Moreover, in the HRS dataset, past obesity was linked to various indicators of psychological well-being, including a composite index that measured impaired psychological well-being. This index combined several factors such as depressive symptoms, loneliness, anxiety, and hopelessness. Importantly, these associations were independent of the participants’ current weight status.

The correlation between previous obesity and psychological well-being has been consistently observed across various studies, even among individuals who are no longer classified as obese. This suggests that past obesity may have a lasting psychological impact.

Having a history of obesity increases the risk of premature death by approximately 30% (specifically, 31% in NHANES and 34% in HRS), regardless of an individual’s current weight status. Importantly, this increased risk is independent of their present weight.

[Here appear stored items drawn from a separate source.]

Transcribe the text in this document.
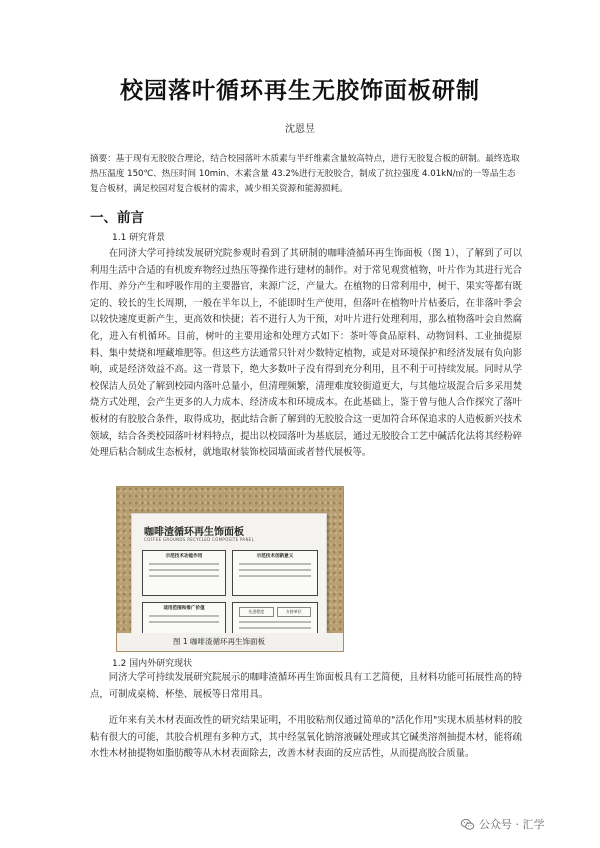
校园落叶循环再生无胶饰面板研制
沈恩昱
摘要：基于现有无胶胶合理论，结合校园落叶木质素与半纤维素含量较高特点，进行无胶复合板的研制。最终选取热压温度 150℃、热压时间 10min、木素含量 43.2%进行无胶胶合，制成了抗拉强度 4.01kN/㎡的一等品生态复合板材，满足校园对复合板材的需求，减少相关资源和能源损耗。
一、前言
1.1 研究背景
在同济大学可持续发展研究院参观时看到了其研制的咖啡渣循环再生饰面板（图 1），了解到了可以利用生活中合适的有机废弃物经过热压等操作进行建材的制作。对于常见观赏植物，叶片作为其进行光合作用、养分产生和呼吸作用的主要器官，来源广泛，产量大。在植物的日常利用中，树干、果实等都有既定的、较长的生长周期，一般在半年以上，不能即时生产使用，但落叶在植物叶片枯萎后，在非落叶季会以较快速度更新产生，更高效和快捷；若不进行人为干预，对叶片进行处理利用，那么植物落叶会自然腐化，进入有机循环。目前，树叶的主要用途和处理方式如下：茶叶等食品原料、动物饲料、工业抽提原料、集中焚烧和埋藏堆肥等。但这些方法通常只针对少数特定植物，或是对环境保护和经济发展有负向影响，或是经济效益不高。这一背景下，绝大多数叶子没有得到充分利用，且不利于可持续发展。同时从学校保洁人员处了解到校园内落叶总量小，但清理频繁，清理难度较街道更大，与其他垃圾混合后多采用焚烧方式处理，会产生更多的人力成本、经济成本和环境成本。在此基础上，鉴于曾与他人合作探究了落叶板材的有胶胶合条件，取得成功，据此结合新了解到的无胶胶合这一更加符合环保追求的人造板新兴技术领域，结合各类校园落叶材料特点，提出以校园落叶为基底层，通过无胶胶合工艺中碱活化法将其经粉碎处理后粘合制成生态板材，就地取材装饰校园墙面或者替代展板等。
咖啡渣循环再生饰面板
COFFEE GROUNDS RECYCLED COMPOSITE PANEL
示范技术功能作用	示范技术创新意义
适用范围和推广价值
先进程度	支持单位
图 1 咖啡渣循环再生饰面板
1.2 国内外研究现状
同济大学可持续发展研究院展示的咖啡渣循环再生饰面板具有工艺简便，且材料功能可拓展性高的特点，可制成桌椅、杯垫、展板等日常用具。
近年来有关木材表面改性的研究结果证明，不用胶粘剂仅通过简单的"活化作用"实现木质基材料的胶粘有很大的可能，其胶合机理有多种方式，其中经氢氧化钠溶液碱处理或其它碱类溶剂抽提木材，能将疏水性木材抽提物如脂肪酸等从木材表面除去，改善木材表面的反应活性，从而提高胶合质量。
公众号 · 汇学
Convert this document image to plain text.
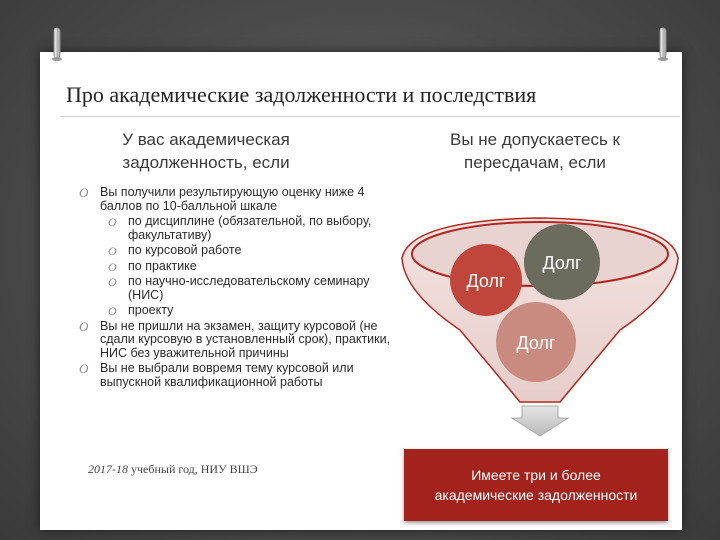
Про академические задолженности и последствия
У вас академическая задолженность, если
Вы не допускаетесь к пересдачам, если
O Вы получили результирующую оценку ниже 4 баллов по 10-балльной шкале
O по дисциплине (обязательной, по выбору, факультативу)
O по курсовой работе
O по практике
O по научно-исследовательскому семинару (НИС)
O проекту
O Вы не пришли на экзамен, защиту курсовой (не сдали курсовую в установленный срок), практики, НИС без уважительной причины
O Вы не выбрали вовремя тему курсовой или выпускной квалификационной работы
2017-18 учебный год, НИУ ВШЭ
Долг
Долг
Долг
Имеете три и более
академические задолженности
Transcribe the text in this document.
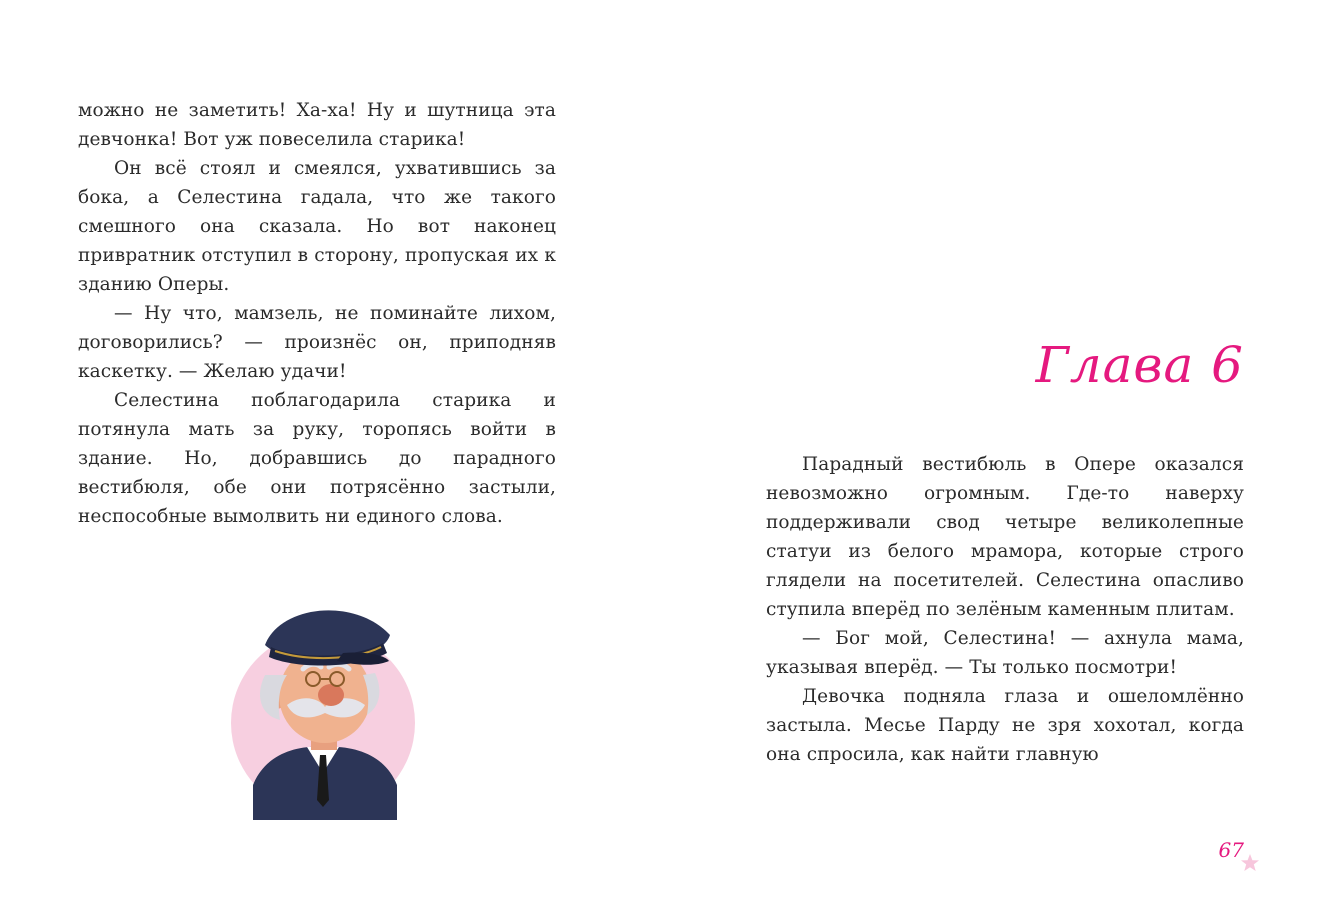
можно не заметить! Ха-ха! Ну и шутница эта девчонка! Вот уж повеселила старика!

Он всё стоял и смеялся, ухватившись за бока, а Селестина гадала, что же такого смешного она сказала. Но вот наконец привратник отступил в сторону, пропуская их к зданию Оперы.

— Ну что, мамзель, не поминайте лихом, договорились? — произнёс он, приподняв каскетку. — Желаю удачи!

Селестина поблагодарила старика и потянула мать за руку, торопясь войти в здание. Но, добравшись до парадного вестибюля, обе они потрясённо застыли, неспособные вымолвить ни единого слова.

Глава 6

Парадный вестибюль в Опере оказался невозможно огромным. Где-то наверху поддерживали свод четыре великолепные статуи из белого мрамора, которые строго глядели на посетителей. Селестина опасливо ступила вперёд по зелёным каменным плитам.

— Бог мой, Селестина! — ахнула мама, указывая вперёд. — Ты только посмотри!

Девочка подняла глаза и ошеломлённо застыла. Месье Парду не зря хохотал, когда она спросила, как найти главную

67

This association can be attributed, in part, to the poorer psychological health experienced by those with a history of obesity. These individuals are more likely to exhibit symptoms of depression and have impaired psychological well-being. Consequently, the researchers propose that the reduced lifespan associated with past obesity can be partially attributed to the psychological consequences of the condition.

The results of the study “suggest that obesity may be psychologically ‘scarring’ and that these psychological ‘scars’ may increase the risk of an early death,” comments Dr. Putra.

“Ensuring people with obesity receive psychological support, even after experiencing weight loss, may reduce the risk of subsequent ill health.”

“It is important to note that these preliminary findings, which are yet to be published, are based on observational data and so we cannot establish causation, only associations.  Further research confirming these findings is now needed.”